Dare I look over at Ofra? Can she see me? I should turn off my flashlight, but that's impossible in the position I'm in. And I'm feeling a bit lightheaded. I know what you're thinking. That I'm probably going to fall right into the pee because I'm in a crab position and am feeling kind of off-balance.

But to my surprise, I'm able to keep my crab-pee position just fine. And when I'm done I wipe the best I can and put my shorts back on. I'm utterly proud of myself for this accomplishment. I can probably try out for that show Survivor now that I've peed without a proper toilet.

"Why does O'snot hate me?" I ask Ofra as we walk back to the campsite. I thought I didn't want to know, but I guess when it comes right down to it, I do.

She stops and looks at me thoughtfully. "It's a pride thing."

"Could you be a little more specific?"

"Well, Avi and O'snot have a history ..."

"I knew it!" I say loudly.

"No, not like that. Well, it's like, uh ..."

I'm standing patiently waiting for her to finish. Okay, not so patiently. But I don't think she realizes it.

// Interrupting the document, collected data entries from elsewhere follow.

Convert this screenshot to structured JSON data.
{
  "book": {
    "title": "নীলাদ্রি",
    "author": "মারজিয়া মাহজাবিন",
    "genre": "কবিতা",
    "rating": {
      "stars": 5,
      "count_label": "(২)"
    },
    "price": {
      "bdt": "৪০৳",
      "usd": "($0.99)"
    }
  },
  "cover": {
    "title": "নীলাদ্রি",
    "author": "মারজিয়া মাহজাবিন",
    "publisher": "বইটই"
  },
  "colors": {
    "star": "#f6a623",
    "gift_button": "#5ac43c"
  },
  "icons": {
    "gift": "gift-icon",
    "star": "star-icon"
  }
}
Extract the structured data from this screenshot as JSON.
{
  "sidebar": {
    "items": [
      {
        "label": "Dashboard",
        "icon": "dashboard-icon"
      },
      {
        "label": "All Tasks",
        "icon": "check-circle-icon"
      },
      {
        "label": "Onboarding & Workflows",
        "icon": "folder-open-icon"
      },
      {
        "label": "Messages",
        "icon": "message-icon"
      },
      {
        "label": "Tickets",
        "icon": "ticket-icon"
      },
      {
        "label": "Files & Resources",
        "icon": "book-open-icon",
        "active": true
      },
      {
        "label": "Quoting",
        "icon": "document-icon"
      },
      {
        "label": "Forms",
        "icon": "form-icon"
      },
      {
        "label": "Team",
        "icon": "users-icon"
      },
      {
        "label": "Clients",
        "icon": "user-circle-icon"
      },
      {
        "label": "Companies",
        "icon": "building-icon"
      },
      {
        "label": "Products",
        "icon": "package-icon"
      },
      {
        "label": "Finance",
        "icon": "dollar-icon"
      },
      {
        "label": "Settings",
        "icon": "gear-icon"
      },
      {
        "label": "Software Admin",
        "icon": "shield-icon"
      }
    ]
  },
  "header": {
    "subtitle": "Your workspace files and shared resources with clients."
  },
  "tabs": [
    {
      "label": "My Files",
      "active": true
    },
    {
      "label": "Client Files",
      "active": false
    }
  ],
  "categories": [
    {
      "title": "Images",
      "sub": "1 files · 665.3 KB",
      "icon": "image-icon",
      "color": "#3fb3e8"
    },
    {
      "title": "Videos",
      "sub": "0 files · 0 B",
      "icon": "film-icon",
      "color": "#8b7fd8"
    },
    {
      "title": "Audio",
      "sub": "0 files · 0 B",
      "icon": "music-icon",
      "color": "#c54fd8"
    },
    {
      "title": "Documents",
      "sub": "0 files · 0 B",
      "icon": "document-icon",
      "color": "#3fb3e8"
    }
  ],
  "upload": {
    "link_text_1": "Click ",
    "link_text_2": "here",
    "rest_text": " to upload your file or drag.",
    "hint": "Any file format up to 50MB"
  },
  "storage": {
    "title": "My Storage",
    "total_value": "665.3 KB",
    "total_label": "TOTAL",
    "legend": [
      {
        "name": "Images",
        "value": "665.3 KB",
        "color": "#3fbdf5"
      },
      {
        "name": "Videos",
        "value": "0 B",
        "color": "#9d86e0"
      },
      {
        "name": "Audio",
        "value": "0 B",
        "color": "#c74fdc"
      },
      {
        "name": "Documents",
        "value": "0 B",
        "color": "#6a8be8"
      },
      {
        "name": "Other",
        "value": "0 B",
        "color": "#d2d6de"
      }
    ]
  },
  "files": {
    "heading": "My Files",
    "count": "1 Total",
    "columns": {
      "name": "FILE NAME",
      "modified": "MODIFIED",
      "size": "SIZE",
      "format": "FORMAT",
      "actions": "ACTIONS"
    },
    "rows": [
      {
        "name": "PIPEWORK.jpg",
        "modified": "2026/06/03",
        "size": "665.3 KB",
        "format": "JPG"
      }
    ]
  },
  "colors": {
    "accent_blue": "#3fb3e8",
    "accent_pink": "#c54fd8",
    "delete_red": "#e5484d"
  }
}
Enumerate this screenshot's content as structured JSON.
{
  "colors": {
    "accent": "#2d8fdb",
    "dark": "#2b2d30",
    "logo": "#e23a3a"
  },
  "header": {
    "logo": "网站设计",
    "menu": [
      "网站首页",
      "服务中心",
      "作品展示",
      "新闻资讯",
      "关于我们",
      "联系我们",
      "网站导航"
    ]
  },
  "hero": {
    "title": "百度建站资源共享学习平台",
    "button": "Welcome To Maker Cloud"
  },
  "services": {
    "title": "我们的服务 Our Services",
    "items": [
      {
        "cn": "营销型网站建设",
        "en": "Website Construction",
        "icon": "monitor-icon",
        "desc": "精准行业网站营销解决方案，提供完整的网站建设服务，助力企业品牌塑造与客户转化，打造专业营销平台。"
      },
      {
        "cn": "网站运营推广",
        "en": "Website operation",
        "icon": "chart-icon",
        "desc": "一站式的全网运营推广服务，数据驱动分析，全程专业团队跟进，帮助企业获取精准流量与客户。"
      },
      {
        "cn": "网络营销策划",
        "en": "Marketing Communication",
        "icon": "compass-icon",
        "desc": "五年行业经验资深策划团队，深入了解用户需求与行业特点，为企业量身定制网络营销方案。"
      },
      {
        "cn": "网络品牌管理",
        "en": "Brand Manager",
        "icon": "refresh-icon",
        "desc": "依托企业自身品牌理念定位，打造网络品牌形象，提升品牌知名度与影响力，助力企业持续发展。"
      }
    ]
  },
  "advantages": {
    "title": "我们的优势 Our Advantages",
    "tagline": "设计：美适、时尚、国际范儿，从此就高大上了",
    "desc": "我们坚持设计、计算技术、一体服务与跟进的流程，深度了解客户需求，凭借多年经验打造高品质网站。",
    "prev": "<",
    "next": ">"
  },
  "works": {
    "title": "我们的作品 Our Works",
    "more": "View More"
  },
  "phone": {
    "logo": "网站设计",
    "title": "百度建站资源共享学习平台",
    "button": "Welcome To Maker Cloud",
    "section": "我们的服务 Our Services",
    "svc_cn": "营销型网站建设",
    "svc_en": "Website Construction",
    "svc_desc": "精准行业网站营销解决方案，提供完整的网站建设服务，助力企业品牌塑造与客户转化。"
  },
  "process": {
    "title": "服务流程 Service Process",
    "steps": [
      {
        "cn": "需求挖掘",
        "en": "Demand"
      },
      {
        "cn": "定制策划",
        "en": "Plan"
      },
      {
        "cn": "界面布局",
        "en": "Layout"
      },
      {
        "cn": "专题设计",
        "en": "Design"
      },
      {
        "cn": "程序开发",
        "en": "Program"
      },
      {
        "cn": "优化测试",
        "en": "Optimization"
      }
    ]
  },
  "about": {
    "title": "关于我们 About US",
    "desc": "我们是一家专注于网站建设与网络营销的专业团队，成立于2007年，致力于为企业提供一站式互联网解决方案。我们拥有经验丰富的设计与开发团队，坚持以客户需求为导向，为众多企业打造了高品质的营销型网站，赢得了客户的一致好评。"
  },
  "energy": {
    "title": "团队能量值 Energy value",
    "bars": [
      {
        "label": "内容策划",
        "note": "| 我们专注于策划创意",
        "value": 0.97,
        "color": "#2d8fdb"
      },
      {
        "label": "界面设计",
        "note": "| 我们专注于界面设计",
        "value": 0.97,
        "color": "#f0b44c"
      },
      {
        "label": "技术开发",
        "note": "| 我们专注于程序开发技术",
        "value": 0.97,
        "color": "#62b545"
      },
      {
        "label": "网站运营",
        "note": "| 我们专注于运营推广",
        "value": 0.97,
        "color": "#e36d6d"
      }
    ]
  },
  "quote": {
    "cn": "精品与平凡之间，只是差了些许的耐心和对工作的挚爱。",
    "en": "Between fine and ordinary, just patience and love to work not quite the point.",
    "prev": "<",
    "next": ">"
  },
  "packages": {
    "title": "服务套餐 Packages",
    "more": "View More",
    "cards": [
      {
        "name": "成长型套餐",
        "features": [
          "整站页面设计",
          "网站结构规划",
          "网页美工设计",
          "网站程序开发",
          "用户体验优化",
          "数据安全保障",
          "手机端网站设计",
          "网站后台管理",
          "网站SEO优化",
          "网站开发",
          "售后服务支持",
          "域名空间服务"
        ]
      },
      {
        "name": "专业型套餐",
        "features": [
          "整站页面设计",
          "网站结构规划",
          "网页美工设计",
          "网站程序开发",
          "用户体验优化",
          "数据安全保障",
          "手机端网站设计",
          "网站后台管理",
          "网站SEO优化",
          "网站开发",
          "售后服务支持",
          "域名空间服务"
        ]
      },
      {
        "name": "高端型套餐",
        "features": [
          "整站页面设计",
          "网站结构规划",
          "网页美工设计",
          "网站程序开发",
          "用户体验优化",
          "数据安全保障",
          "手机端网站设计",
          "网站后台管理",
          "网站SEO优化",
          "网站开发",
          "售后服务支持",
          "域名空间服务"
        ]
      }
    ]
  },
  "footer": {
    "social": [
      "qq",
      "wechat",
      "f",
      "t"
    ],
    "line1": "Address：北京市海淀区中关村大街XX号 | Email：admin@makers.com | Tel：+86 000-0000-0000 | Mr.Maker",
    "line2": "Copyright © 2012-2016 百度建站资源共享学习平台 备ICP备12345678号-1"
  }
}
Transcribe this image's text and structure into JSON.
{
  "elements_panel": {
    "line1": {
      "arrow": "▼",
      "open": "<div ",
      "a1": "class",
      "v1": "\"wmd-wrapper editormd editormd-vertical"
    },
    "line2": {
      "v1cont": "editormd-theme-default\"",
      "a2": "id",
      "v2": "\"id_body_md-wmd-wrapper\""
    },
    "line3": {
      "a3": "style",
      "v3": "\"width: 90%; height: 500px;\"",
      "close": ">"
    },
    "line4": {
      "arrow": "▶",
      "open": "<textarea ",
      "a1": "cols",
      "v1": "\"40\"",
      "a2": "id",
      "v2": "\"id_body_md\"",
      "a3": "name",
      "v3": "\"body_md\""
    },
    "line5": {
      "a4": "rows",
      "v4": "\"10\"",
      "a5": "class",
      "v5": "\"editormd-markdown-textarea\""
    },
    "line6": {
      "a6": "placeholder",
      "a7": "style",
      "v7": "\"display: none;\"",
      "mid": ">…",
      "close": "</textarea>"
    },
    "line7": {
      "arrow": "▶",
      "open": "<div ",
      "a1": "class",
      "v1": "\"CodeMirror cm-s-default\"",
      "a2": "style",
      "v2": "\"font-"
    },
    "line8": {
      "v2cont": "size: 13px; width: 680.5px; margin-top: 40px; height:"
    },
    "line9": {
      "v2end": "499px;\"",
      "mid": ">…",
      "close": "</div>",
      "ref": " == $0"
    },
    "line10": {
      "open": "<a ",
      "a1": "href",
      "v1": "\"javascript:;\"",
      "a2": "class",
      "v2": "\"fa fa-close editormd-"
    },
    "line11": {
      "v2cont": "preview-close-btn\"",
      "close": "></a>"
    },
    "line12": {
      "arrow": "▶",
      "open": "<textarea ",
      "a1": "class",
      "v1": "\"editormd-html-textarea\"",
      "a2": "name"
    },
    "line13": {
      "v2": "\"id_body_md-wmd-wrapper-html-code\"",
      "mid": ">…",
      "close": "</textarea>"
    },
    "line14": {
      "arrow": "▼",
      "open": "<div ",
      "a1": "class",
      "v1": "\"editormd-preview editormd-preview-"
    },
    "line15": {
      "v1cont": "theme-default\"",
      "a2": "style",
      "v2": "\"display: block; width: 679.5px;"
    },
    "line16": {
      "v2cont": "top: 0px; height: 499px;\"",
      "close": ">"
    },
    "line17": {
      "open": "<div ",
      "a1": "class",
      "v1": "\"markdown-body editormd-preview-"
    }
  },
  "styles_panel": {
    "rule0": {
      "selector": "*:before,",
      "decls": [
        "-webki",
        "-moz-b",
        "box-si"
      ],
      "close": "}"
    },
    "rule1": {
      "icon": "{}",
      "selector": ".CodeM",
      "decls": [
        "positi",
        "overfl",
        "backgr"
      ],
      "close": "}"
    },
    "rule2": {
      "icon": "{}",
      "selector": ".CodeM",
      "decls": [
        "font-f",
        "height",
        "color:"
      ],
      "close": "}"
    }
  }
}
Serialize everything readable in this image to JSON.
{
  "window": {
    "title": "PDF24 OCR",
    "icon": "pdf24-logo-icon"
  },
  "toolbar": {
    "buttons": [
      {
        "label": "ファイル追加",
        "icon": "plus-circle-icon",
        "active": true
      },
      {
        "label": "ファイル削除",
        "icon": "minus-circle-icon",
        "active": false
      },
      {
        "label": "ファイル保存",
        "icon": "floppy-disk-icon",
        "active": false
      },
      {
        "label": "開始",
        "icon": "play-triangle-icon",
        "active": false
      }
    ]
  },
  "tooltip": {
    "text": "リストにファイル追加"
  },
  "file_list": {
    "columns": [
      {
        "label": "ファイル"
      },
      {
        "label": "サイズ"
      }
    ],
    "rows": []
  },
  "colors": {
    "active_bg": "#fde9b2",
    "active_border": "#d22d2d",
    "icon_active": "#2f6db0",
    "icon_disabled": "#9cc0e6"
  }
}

Ofra starts biting a fingernail. "She'd kill me if I told you," she says.

"I'm going to kill you if you don't tell me."

"They've always been more than great friends. They've been like brother and sister. Avi used to date a lot of girls, but he hasn't in over a year."

"And ..."

"Avi's going through a rough time right now. He's kind of been a jerk to everyone. O'snot thought if she and Avi were a couple, he'd get over whatever is eating him on the inside. He rejected her and I guess she's still upset about it."

"She hated me before she even met me."

"Well, she wasn't planning on sharing her room for the summer with an American either."

"What's wrong with being American? I thought the U.S. and Israel were allies."

"We are," she says as we start heading back to the camp-fire. "I guess we get a little pissed off that American kids don't have to join the army while we have to go as soon as we turn eighteen. Girls for two years, boys for three. Don't get me wrong, I want to go. But you American Jews sit in your nice houses on your nice pieces of land and party at your universities while we Jews in Israel put our lives on the line to prevent the destruction of our people and our tiny little piece of land."